According to BlockBeats, the U.S. Congressional Budget Office (CBO) released an analysis indicating that U.S. President Donald Trump's extensive global tariff plan is projected to reduce the federal deficit by $2.8 trillion over the next decade. However, the report also warns of potential economic slowdown, increased inflation, and diminished purchasing power for American households.
The report, addressed to Democratic congressional leaders, outlines the impact of the administration's broad tariff impositions on multiple countries. It suggests that American households will likely decrease imports from tariff-affected nations, predicting a 0.4 percentage point increase in annual inflation rates between 2025 and 2026.
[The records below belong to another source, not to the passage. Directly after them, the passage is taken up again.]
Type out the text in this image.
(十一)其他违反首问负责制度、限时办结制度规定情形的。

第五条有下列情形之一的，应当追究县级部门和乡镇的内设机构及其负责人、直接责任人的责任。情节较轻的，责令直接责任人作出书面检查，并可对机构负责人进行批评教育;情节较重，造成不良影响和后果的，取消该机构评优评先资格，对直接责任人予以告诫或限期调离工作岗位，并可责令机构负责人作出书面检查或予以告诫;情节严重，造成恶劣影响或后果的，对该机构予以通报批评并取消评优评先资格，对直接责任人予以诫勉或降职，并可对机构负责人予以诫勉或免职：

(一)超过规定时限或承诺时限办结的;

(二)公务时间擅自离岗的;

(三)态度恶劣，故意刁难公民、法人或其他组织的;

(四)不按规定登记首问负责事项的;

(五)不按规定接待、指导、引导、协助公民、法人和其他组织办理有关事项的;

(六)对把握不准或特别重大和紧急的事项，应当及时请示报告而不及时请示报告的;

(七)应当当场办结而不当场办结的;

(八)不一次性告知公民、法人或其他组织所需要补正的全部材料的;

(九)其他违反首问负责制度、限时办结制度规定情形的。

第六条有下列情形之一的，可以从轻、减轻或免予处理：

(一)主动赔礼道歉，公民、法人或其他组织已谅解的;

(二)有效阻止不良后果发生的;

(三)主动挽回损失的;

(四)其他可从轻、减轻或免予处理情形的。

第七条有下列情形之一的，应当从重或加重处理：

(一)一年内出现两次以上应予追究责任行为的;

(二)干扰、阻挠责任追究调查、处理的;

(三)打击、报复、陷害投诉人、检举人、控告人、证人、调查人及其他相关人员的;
The analysis assumes the tariffs announced via executive orders from January to May will be implemented long-term. Although a federal court previously ruled that invoking emergency powers for tariff imposition was beyond authority, an appeals court has allowed the tariffs to remain during litigation.
The CBO's findings align with other economic models, indicating that the $2.8 trillion deficit reduction over ten years will come at the cost of reduced household wealth and overall economic contraction. The report estimates a permanent 0.06 percentage point decrease in the annual growth rate of the U.S. real GDP. A prior report from the University of Pennsylvania's Wharton School budget model in April was more pessimistic, forecasting a potential 6% long-term GDP shrinkage and a 5% drop in wage levels.
The CBO emphasizes significant uncertainty in its calculations, partly due to the possibility of the Trump administration altering tariff policy execution at any time.